If you were to ask any young man of the appropriate age to describe an "awesome" experience, it would probably involve drink, danger, and at least a tinge of debauchery.
That is probably true of most young women as well, but most people are perfectly capable of doing those things without joining a frat. It's called "being a teenager" :p
What's different about frats is that they mix large numbers of young men (who usually outnumber any young women in the same house) with large amounts of alcohol and another perfectly normal human instinct (peer pressue/wanting to belong/be accepted) that doesn't mix well with binge drinking or being around the opposite sex. Especially when you consider how easy it is to cow most young men into doing things they later regret by implying that if they have any sense of decency, they're not "real men".
The spousal unit's frat was kicked off campus for drugs after he left. And though I thought it was sad that some people ruined it for everyone else, I had to problem with the school's decision.
I don't hate frats and don't want them outlawed, but having personally witnessed the combination of these factors, I don't think they're "awesome" at all. I think some frats - the ones that actually have some standards - can be good for young men. My nephew was involved with one like that.
FWIW, I don't think much of sororities, either. I remember my mother in law talking about joining a sorority as a young woman, and try as I might, I couldn't see the attraction. Didn't join one in college, either.
People who want to shut down institutions every time someone screws up are not thinking. There's a real case, though, (IMO) for asking frats and sororities to be better supervised if they're on campus. If they're off campus, then I suppose all the school can do is refuse to recognize them.
I think that where human nature inclines us to dangerous or harmful things, it's especially helpful to have an institution to channel the satisfaction of those things. I was never even a little inclined to join a frat. My father was in a frat, though -- an agriculture-oriented one -- during his time in college. But that was mostly because he hated living in the dorms, and in those days only married students were allowed to live anywhere except the dorms or a fraternity.

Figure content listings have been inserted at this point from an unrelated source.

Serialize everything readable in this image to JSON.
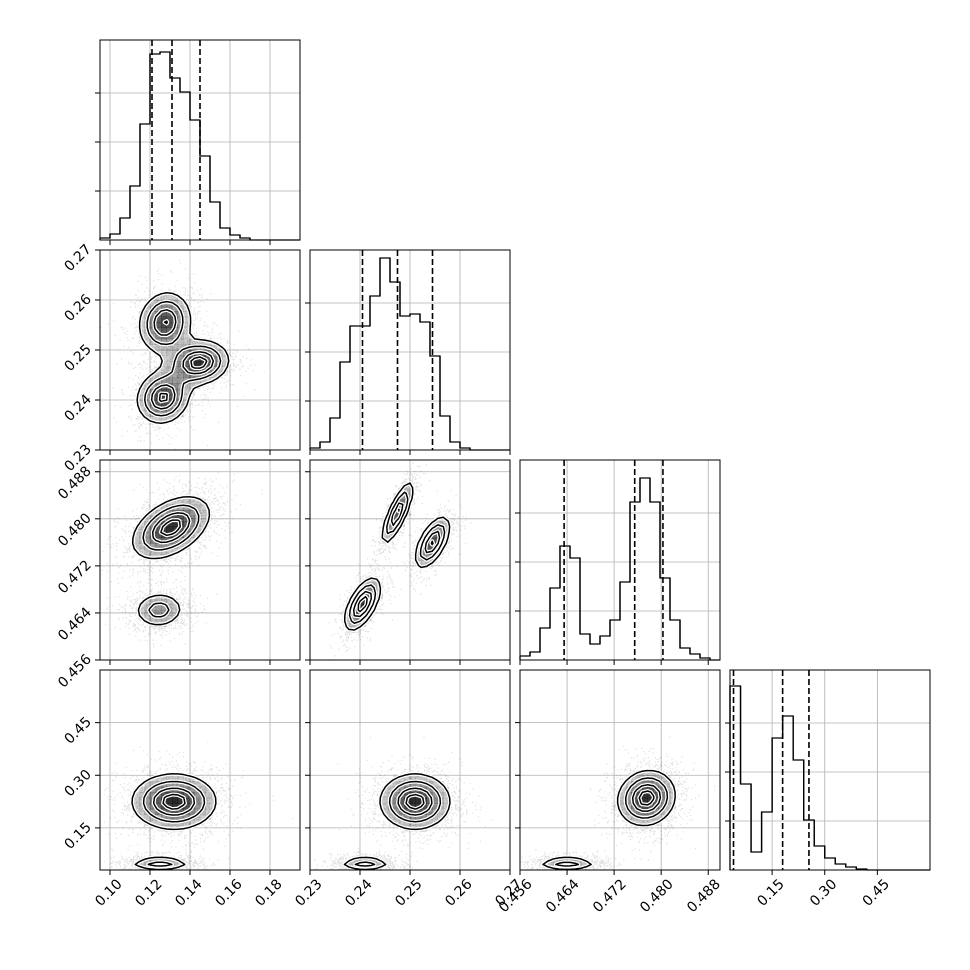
{
  "chart_data": {
    "type": "corner",
    "title": "",
    "parameters": [
      {
        "range": [
          0.095,
          0.195
        ],
        "ticks": [
          0.1,
          0.12,
          0.14,
          0.16,
          0.18
        ],
        "tick_labels": [
          "0.10",
          "0.12",
          "0.14",
          "0.16",
          "0.18"
        ],
        "quantiles": [
          0.121,
          0.131,
          0.145
        ],
        "hist": {
          "bin_edges": [
            0.095,
            0.1,
            0.105,
            0.11,
            0.115,
            0.12,
            0.125,
            0.13,
            0.135,
            0.14,
            0.145,
            0.15,
            0.155,
            0.16,
            0.165,
            0.17,
            0.175,
            0.18,
            0.185,
            0.19,
            0.195
          ],
          "counts": [
            0.01,
            0.03,
            0.11,
            0.27,
            0.58,
            0.93,
            0.94,
            0.81,
            0.74,
            0.6,
            0.42,
            0.19,
            0.06,
            0.025,
            0.01,
            0,
            0,
            0,
            0,
            0
          ]
        }
      },
      {
        "range": [
          0.23,
          0.27
        ],
        "ticks": [
          0.23,
          0.24,
          0.25,
          0.26,
          0.27
        ],
        "tick_labels": [
          "0.23",
          "0.24",
          "0.25",
          "0.26",
          "0.27"
        ],
        "quantiles": [
          0.2405,
          0.2475,
          0.2545
        ],
        "hist": {
          "bin_edges": [
            0.23,
            0.232,
            0.234,
            0.236,
            0.238,
            0.24,
            0.242,
            0.244,
            0.246,
            0.248,
            0.25,
            0.252,
            0.254,
            0.256,
            0.258,
            0.26,
            0.262,
            0.264,
            0.266,
            0.268,
            0.27
          ],
          "counts": [
            0.01,
            0.04,
            0.16,
            0.44,
            0.62,
            0.62,
            0.77,
            0.96,
            0.84,
            0.67,
            0.68,
            0.64,
            0.47,
            0.17,
            0.04,
            0.01,
            0,
            0,
            0,
            0
          ]
        }
      },
      {
        "range": [
          0.456,
          0.49
        ],
        "ticks": [
          0.456,
          0.464,
          0.472,
          0.48,
          0.488
        ],
        "tick_labels": [
          "0.456",
          "0.464",
          "0.472",
          "0.480",
          "0.488"
        ],
        "quantiles": [
          0.4635,
          0.4755,
          0.4803
        ],
        "hist": {
          "bin_edges": [
            0.456,
            0.4577,
            0.4594,
            0.4611,
            0.4628,
            0.4645,
            0.4662,
            0.4679,
            0.4696,
            0.4713,
            0.473,
            0.4747,
            0.4764,
            0.4781,
            0.4798,
            0.4815,
            0.4832,
            0.4849,
            0.4866,
            0.4883,
            0.49
          ],
          "counts": [
            0.02,
            0.04,
            0.16,
            0.36,
            0.57,
            0.51,
            0.13,
            0.08,
            0.12,
            0.2,
            0.39,
            0.79,
            0.91,
            0.79,
            0.41,
            0.2,
            0.06,
            0.03,
            0.01,
            0
          ]
        }
      },
      {
        "range": [
          0.03,
          0.6
        ],
        "ticks": [
          0.15,
          0.3,
          0.45
        ],
        "tick_labels": [
          "0.15",
          "0.30",
          "0.45"
        ],
        "quantiles": [
          0.04,
          0.18,
          0.255
        ],
        "hist": {
          "bin_edges": [
            0.0,
            0.03,
            0.06,
            0.09,
            0.12,
            0.15,
            0.18,
            0.21,
            0.24,
            0.27,
            0.3,
            0.33,
            0.36,
            0.39,
            0.42,
            0.45,
            0.48,
            0.51,
            0.54,
            0.57,
            0.6
          ],
          "counts": [
            0.16,
            0.92,
            0.43,
            0.09,
            0.29,
            0.66,
            0.77,
            0.55,
            0.25,
            0.12,
            0.06,
            0.03,
            0.015,
            0.005,
            0,
            0,
            0,
            0,
            0,
            0
          ]
        }
      }
    ],
    "joint": [
      {
        "row": 1,
        "col": 0,
        "modes": [
          {
            "center": [
              0.1275,
              0.2555
            ],
            "sigma": [
              0.0075,
              0.0035
            ],
            "rho": 0.1,
            "weight": 0.32
          },
          {
            "center": [
              0.1445,
              0.2475
            ],
            "sigma": [
              0.0085,
              0.0025
            ],
            "rho": 0.1,
            "weight": 0.35
          },
          {
            "center": [
              0.1265,
              0.2405
            ],
            "sigma": [
              0.0075,
              0.003
            ],
            "rho": 0.1,
            "weight": 0.33
          }
        ]
      },
      {
        "row": 2,
        "col": 0,
        "modes": [
          {
            "center": [
              0.1305,
              0.4785
            ],
            "sigma": [
              0.011,
              0.003
            ],
            "rho": 0.45,
            "weight": 0.64
          },
          {
            "center": [
              0.1245,
              0.4645
            ],
            "sigma": [
              0.0075,
              0.0018
            ],
            "rho": 0.05,
            "weight": 0.36
          }
        ]
      },
      {
        "row": 2,
        "col": 1,
        "modes": [
          {
            "center": [
              0.2475,
              0.481
            ],
            "sigma": [
              0.0018,
              0.003
            ],
            "rho": 0.8,
            "weight": 0.32
          },
          {
            "center": [
              0.2545,
              0.476
            ],
            "sigma": [
              0.002,
              0.0025
            ],
            "rho": 0.6,
            "weight": 0.32
          },
          {
            "center": [
              0.2405,
              0.4655
            ],
            "sigma": [
              0.002,
              0.0025
            ],
            "rho": 0.6,
            "weight": 0.36
          }
        ]
      },
      {
        "row": 3,
        "col": 0,
        "modes": [
          {
            "center": [
              0.132,
              0.225
            ],
            "sigma": [
              0.012,
              0.045
            ],
            "rho": 0.0,
            "weight": 0.64
          },
          {
            "center": [
              0.125,
              0.048
            ],
            "sigma": [
              0.009,
              0.012
            ],
            "rho": 0.0,
            "weight": 0.36
          }
        ]
      },
      {
        "row": 3,
        "col": 1,
        "modes": [
          {
            "center": [
              0.251,
              0.225
            ],
            "sigma": [
              0.004,
              0.045
            ],
            "rho": 0.0,
            "weight": 0.64
          },
          {
            "center": [
              0.241,
              0.048
            ],
            "sigma": [
              0.003,
              0.012
            ],
            "rho": 0.0,
            "weight": 0.36
          }
        ]
      },
      {
        "row": 3,
        "col": 2,
        "modes": [
          {
            "center": [
              0.4775,
              0.235
            ],
            "sigma": [
              0.0028,
              0.045
            ],
            "rho": 0.1,
            "weight": 0.64
          },
          {
            "center": [
              0.464,
              0.048
            ],
            "sigma": [
              0.003,
              0.012
            ],
            "rho": 0.0,
            "weight": 0.36
          }
        ]
      }
    ],
    "contour_levels": [
      0.9,
      0.7,
      0.45,
      0.22
    ],
    "grid": true,
    "colors": {
      "line": "#000000",
      "grid": "#b0b0b0",
      "density": "#000000"
    }
  }
}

So that probably colors my coming-into-the-piece sense that frats may have no real purpose anymore: nobody makes kids live in the dorm if they don't want to do now. But now that I've read her strenuous objections, I think perhaps this is better than leaving this subset of kids to go out and satisfy these dangers in public. The walls of the frat house may contain much that is best contained, and even if the supervision is highly dubious it is better than going through that phase without comrades who will provide some overwatch for your youthful passages through drink and danger.
If you were to ask any young man of the appropriate age to describe an "awesome" experience, it would probably involve drink, danger, and at least a tinge of debauchery.
Not so much alcohol in my class' case, although we did enjoy it. Our awesome experiences were epitomized by two things: one was the ongoing activity of bulldogging, from motorcycle back, the freight train that ran through campus; we wanted to be sober for the try. Never could get that sucker throwed over, though. The other was an event: we, as entering Freshmen, out-hazed our hazers to the point that hazing stopped for several years.
Our debauchery didn't need any sort of fraternity, either; we had neither frats nor sororities, and our school was early in the trend toward coed dorms. That lack, in fact, was an attraction of my school. I'd observed the frats at the U of Chicago that my brothers joined, and at the ripe old age of 12 found them idiotic and childish.
Now they're dangerous, even of the incidents still appear anecdotal rather than typical: the costs of those incidents has become too great.
Eric Hines
The testaments had some funny tricks they played on people who used alcohol and kept on accepting it from their enemies, which they didn't figure out until later.